Southwest opens new Petroleum & Technology Academy
In a community where the economic ties to oil and gas run deep, Southwest High School has a new tool to prepare students for a future in the industry.
Area business partners joined school district officials and school administrators, faculty and students Monday in an opening ceremony for its Academy of Petroleum Engineering & Technology.
“I don’t know about you, but I’m fired up,” Fort Worth Mayor Mike Moncrief told the group, which included local media, gathered in front of the school.
Moncrief, whose family business is oil and gas, said the industry has provided “some insulation” locally to tough economic ties.
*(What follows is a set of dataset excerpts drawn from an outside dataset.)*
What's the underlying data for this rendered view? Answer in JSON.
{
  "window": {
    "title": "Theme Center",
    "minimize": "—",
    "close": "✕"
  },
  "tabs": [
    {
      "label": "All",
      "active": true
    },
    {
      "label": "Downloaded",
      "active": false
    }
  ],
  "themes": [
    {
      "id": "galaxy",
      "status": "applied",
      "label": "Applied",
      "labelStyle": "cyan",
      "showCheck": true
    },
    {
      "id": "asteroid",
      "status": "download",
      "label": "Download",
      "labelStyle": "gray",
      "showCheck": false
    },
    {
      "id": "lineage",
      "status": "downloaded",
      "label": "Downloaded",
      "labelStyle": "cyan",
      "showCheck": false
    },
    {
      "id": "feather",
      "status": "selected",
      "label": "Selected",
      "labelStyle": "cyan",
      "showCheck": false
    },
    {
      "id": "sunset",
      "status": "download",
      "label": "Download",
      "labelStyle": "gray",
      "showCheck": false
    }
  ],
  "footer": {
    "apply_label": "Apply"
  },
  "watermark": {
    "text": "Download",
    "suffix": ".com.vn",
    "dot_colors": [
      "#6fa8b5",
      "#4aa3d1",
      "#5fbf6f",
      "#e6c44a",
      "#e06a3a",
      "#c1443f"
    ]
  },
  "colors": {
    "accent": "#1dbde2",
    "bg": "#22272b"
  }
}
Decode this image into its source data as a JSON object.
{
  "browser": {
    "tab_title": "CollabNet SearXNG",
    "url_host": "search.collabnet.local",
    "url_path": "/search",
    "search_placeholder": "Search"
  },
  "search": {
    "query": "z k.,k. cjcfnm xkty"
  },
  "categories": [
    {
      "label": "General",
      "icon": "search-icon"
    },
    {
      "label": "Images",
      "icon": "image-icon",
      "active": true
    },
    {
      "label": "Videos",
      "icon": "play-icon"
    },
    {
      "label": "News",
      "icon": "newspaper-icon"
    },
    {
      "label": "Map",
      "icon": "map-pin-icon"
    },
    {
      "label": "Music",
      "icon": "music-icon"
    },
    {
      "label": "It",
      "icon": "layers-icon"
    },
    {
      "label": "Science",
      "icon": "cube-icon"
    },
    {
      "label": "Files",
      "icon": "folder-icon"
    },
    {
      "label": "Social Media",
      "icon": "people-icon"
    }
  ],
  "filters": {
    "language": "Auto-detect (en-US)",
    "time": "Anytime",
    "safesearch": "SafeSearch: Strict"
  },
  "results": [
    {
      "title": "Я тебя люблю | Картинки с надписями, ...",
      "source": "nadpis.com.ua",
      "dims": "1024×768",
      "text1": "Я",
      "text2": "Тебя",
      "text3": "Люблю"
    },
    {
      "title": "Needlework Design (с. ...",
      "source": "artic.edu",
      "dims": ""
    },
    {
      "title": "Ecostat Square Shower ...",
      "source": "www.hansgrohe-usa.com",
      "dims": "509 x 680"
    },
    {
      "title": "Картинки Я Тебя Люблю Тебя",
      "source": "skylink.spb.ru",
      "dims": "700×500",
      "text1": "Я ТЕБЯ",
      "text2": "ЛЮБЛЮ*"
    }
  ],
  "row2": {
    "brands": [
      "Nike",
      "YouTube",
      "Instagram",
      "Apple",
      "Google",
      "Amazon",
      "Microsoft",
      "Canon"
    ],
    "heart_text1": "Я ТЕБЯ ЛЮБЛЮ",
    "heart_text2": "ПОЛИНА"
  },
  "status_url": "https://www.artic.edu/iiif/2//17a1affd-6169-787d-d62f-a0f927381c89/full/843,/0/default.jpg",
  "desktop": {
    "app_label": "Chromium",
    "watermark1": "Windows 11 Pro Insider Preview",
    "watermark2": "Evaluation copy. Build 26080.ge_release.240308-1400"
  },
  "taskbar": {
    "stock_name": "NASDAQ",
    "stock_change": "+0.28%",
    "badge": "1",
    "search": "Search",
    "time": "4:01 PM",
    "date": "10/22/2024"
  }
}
But the industry will suffer from an aging workforce, he said.
“We are not generating the number of engineers that are needed,” or the number of scientists, Moncrief said.
That’s where the Southwest program comes in, training and whetting students’ interest in those areas, the mayor said.
The academy, which represents a partnership between the petroleum industry, the school and the community, is “one more weapon to win the war of education,” he said, as schools battle against video games, the Internet and other distractions. The partnership will show students how math and science “can be meaningful and relevant” to their careers and their world.
In addition to science teacher Jessica Prado and math teacher Jennifer Wentworth, academy freshmen will be taught by English teacher Leah Parker, social studies teacher Kevin Watterson and business teacher and Katricia Conner.
But the academy curriculum will not be all traditional coursework. Randal Mays, president of the youth development organization Junior Achievement, said his group will teach the “soft skills” that employers say they need: leadership, work ethic, team work and persuasion.
Students will leave the Academy prepared for the workforce or college.